The overwhelming impact of demographic features is quite concerning as most of these features are not something easily influenced by an individual if they can be influenced at all. Yet the fact remains that who you are is much more predictive of your compensation in the ServiceNow industry than what you do. This is examined further in the top influencing features section and the demographics influence section.

Risk and Hard Work Can Pay Off

As indicated previously, one of the top 3 influencing features is the percent of an individual’s compensation that is fixed, at least in the United States anyway. US based workers with compensation structures less that are composed of at least 25% variable pay are significantly more likely to out earn their fixed compensation counterparts. There are multiple possible explanations according to the data. In some cases, variable pay appeared to be due to hourly compensation. In others, it appeared to be related to bonus structure. Regardless, this leaves a strong indication that putting in more work or taking more risk can in some cases pay off.

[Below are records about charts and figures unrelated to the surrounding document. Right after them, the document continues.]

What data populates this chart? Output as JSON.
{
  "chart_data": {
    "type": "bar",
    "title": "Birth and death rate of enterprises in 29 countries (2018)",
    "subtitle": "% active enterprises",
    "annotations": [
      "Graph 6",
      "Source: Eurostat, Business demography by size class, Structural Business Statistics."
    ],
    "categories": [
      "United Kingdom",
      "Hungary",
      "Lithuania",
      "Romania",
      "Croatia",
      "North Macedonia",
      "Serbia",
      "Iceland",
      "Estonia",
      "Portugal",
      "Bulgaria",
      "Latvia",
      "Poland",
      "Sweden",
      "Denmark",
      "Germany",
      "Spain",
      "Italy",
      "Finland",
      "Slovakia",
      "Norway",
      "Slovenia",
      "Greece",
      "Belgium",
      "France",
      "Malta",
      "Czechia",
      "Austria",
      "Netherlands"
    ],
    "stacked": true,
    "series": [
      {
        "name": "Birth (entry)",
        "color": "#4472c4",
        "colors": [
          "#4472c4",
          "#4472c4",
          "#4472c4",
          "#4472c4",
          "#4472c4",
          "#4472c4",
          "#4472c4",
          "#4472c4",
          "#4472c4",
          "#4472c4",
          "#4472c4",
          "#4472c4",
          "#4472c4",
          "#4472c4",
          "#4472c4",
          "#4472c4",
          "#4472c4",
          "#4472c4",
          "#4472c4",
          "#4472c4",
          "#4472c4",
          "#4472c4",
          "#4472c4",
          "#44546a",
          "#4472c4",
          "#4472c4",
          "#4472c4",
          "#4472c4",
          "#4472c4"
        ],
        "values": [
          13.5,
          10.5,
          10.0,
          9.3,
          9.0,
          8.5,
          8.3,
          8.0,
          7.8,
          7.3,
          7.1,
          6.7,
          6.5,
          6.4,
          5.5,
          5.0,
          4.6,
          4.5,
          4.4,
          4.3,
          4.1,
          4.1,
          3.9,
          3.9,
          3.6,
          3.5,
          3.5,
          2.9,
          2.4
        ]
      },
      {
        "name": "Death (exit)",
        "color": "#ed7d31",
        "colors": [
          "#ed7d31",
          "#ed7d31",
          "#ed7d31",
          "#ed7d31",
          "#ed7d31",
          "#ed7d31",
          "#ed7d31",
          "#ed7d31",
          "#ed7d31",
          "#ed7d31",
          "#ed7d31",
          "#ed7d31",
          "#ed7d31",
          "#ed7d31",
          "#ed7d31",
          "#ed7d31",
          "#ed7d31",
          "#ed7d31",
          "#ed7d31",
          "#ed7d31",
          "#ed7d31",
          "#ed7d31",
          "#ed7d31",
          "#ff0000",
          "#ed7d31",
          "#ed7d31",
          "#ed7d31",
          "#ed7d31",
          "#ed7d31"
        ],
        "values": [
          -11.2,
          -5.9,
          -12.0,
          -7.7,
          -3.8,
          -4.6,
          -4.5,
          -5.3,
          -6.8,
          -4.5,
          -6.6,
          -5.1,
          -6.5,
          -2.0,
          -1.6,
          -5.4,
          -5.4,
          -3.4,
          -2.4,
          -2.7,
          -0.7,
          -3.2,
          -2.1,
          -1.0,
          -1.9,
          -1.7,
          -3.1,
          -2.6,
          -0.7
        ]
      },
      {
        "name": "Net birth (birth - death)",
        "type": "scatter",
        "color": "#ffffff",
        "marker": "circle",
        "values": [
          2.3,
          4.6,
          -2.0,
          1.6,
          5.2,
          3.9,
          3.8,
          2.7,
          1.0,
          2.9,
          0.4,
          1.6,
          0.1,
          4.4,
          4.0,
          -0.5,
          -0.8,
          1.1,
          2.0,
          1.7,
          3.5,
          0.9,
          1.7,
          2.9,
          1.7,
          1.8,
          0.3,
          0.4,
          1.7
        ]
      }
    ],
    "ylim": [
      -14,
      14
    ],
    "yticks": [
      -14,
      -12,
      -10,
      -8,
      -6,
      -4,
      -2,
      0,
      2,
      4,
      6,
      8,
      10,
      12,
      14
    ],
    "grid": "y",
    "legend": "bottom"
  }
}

However, the data also shows that many are putting in more work without having a compensation struture that rewards it. In these cases, hard work and risk does not influence compensation although, speculatively, there may be long term positive career implications.

The Gender Pay Gap Exists

The data strongly indicates the existence of the gender pay gap with women earning on average 85 cents to 87 cents per international dollar compared to men. Additionally, women are severely underrepresented at only 18% of the industry population. The existence of the gender pay gap stood up to extensive scrutiny in both the exploratory and the final analysis with no indication that any covariant more adequately explains the influence. Further details can be found in the demographics influence section.

The Racial Pay Gap Exists

The data also strongly indicates the existence of the racial pay gap with those identifying as Black, African or Caribbean being compensated 84 cents per international dollar compared to their peers. The data was inconclusive regarding other ethnicities in large part due to low representation within given comparable profiles. Similar to the gender pay gap analysis, the racial pay gap stood up to extensive scrutiny throughout the survey analysis with no indication that other covariants served as a better explanation of the variance. Further details can be found in the demographics influence section.

More Research Is Still Needed

Despite the breadth of features analyzed, there are still significant limitations in the survey’s ability to present a complete picture. Additional features such as employer related data, negotiation tactics, and compensation early in an individuals career were not included in the survey for the sake of survey length. Also, skill, product, and platform capability related questions focused on frequency of use but neglected quality of work or level of skill in those areas. Future surveys could build on the results found here by examining other feature sets which may provide a more clear picture and even possibly find features and models that better predict compensation value. Future research should at a minimum strongly consider the importance of country of employment, years of experience in a multitude of areas covered in this survey, percent of compensation that is fixed, gender, and ethnicity features identified in this reports findings.